The Nursing and Midwifery Council has today approved changes to its pre-registration education programme standards which it said would help widen participation in nursing.
The changes include doubling the number of hours nursing students can have for simulated practice learning, and greater flexibility around entry requirements to get onto a nursing and midwifery programme.
“The proposals themselves… will help widen access to nursing and midwifery programmes”
They come as a result of the UK leaving the European Union (EU), meaning the NMC is no longer bound to follow EU regulations.
During a meeting today, Sue West, senior nursing education advisor at the NMC, told council that the new changes removed “outdated and unnecessary requirements” from the education programme standards.
She said: “The proposals themselves, they will help widen access to nursing and midwifery programmes by removing unnecessary barriers to admissions and allowing education institutions to set their own selection of admission criteria.”
The decision follows a 10-week public consultation on the proposed changes which took place between 13 July and 21 September 2022.
The first new change will see education institutions have more flexibility to set their own robust entry requirements, which includes removing the need for at least 12 years’ general education before starting a nursing or midwifery programme.
Official council papers said that respondents to the consultation “found the concept of ‘general education’ arbitrary” and that the term could mean different things in different locations.
Removing this requirement aims to widen participation in nursing and midwifery courses and enable inclusivity for communities such as refugees and those from travelling communities.
The new standards will also allow for increased flexibility for nursing courses around the use of simulated practice learning.
Education institutions will now be able to run simulation for 600 of the 2,300 practice learning hours that students need to complete. This is double the amount that was allowed before.

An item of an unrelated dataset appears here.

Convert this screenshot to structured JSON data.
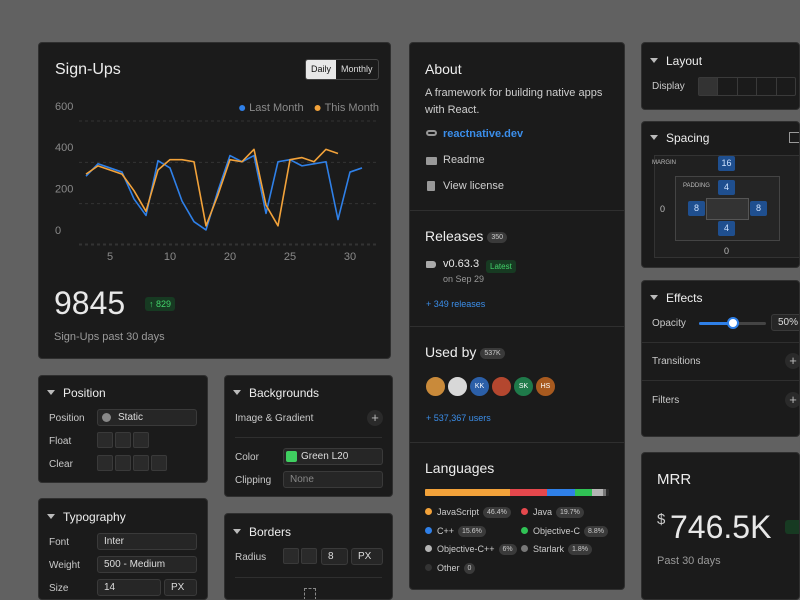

During the meeting, council member Lynne Wigens said she fully supported the move to increase the hours of simulated practice, but warned that there was “an inequity around simulation practice resources” within education institutions across the UK.
Ms Wigens noted that the NMC should begin to look at the availability of simulation resources across universities and other institutions, “to scope the preparedness of areas to have further increases in simulation”.
Finally, the new changes would also see the removal of EU requirements about the settings in which nursing and midwifery practice placements must take place.
The regulator said this would allow students to complete their practice learning in the settings most relevant to them.
Council members identified that there were differences across the four devolved nations in how the changes were received.
Hugh Bayley, NMC council member, noted that countries such as Northern Ireland and Scotland appeared less likely to agree with the changes, because the “majorities in the [EU] referendum voted against the UK leaving the EU”.
The council papers stated that it would be possible for government and education commissioning bodies in each of the four countries to require universities to remain fully aligned to the EU directive standards, should they choose to do so.
Andrea Sutcliffe, NMC chief executive and registrar, said: “It’s essential that nursing and midwifery education is accessible to the broadest possible range of students and prepares them to meet people’s changing and increasingly complex needs.
“That’s why we’ve drawn on evidence and best practice to propose changes that will widen access to courses and give students the best possible education that enables them to provide excellent care to people.”
The NMC agreed during the meeting that it intended to undertake further work around nursing programme standards, particularly around the number of practice learning hours.
Although there has been support to move forward in setting a reduced minimum number of practice learning hours, it said that it had not consulted on such a significant change.
In its recent council papers, the NMC said: “We need to explore the impact of such a change… and consider ways to mitigate any risks in reducing the minimum practice learning hours.
“Executive board with support from council have agreed to an additional phase of this work to explore this option further.”
Ms Sutcliffe added: “We’ll keep students, educators, and our stakeholders updated about these changes and any further work as we move forward and explore even more flexible options.”
The regulator also announced during the meeting that changes to its English language requirements will begin to be implemented at the beginning of February 2023, and will be fully in force by the summer.